Benford’s Law is really quite amazing, at least at first glance: for a wide variety of kinds of data, about 30% of the numbers will begin with a 1, 17% with a 2, on down to just 5% beginning with a 9. Can you spot the fake list of populations of European countries?
|List #1||List #2|
|Bosnia and Herzegovina||3,964,388||3,014,202|
|Isle of Man (UK)||73,873||43,345|
|Faroe Islands (Denmark)||46,011||32,668|
Looking at these lists we have a clue as to when and how Benford’s Law works. [spoiler]
In one of the lists, the populations are distributed more or less evenly in a linear scale; that is, there are about as many populations from 1 million to 2 million, as there are from 2 million to 3 million, 3 million to 4 million etc. (Well, actually the distribution isn’t quite linear, because the fake data was made to look similar to the real data, and so has a few of its characteristics.)

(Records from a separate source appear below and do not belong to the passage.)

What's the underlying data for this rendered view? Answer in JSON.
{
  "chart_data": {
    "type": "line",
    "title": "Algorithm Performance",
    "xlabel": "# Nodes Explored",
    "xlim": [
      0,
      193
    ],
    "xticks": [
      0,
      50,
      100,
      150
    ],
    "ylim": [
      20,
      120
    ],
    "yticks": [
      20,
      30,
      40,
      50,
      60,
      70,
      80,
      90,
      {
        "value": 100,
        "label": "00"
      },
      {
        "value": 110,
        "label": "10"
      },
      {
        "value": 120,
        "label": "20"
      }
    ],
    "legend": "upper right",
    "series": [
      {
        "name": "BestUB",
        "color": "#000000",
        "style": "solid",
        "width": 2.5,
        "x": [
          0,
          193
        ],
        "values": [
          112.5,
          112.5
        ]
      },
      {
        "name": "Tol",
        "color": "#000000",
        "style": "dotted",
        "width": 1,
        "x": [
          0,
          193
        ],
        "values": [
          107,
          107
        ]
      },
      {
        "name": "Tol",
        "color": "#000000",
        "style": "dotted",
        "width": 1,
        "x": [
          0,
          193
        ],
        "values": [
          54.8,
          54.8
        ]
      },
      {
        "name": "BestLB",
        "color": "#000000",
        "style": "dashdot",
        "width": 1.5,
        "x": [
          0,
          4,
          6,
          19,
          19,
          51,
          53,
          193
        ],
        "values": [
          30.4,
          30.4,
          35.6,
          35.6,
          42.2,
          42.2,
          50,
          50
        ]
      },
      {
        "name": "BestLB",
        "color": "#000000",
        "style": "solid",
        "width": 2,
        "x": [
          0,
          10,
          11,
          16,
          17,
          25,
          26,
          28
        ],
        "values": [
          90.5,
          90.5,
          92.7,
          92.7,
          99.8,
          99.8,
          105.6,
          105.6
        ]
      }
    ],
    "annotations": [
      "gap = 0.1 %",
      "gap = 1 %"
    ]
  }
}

The real list, like many other kinds of data, is distributed in a more exponential manner; that is, the populations grow exponentially (very slowly though) with about as many populations from 100,000 to 1,000,000; then 1,000,000 to 10,000,000; and 10,000,000 to 100,000,000. This is all pretty approximate, so you can’t take this precisely at face value, but you’ll see in the list of real data that, very roughly speaking, in any order of magnitude there are about as many populations as in any other– at least for a while.
Data like this has a kind of “scale invariance”, especially if this kind of pattern holds over many orders of magnitude. What this means is that if we scale the data up or down, throwing out the outliers, it will look about the same as before.
The key to Benford’s Law is this scale invariance. Data that has this property will automatically satisfy his rule. Why is this? If we plot such data on a linear scale it won’t be distributed uniformly but will be all stretched out, becoming sparser and sparser. But if we plot it on a logarithmic scale, (which you can think of as approximated by the number of digits in the data), then such data is smoothed out and evenly distributed.
But presto! Look at how the leading digits are distributed on such a logarithmic scale!
That’s mostly 1’s, a bit fewer 2’s, etc. on down to a much smaller proportion of 9’s.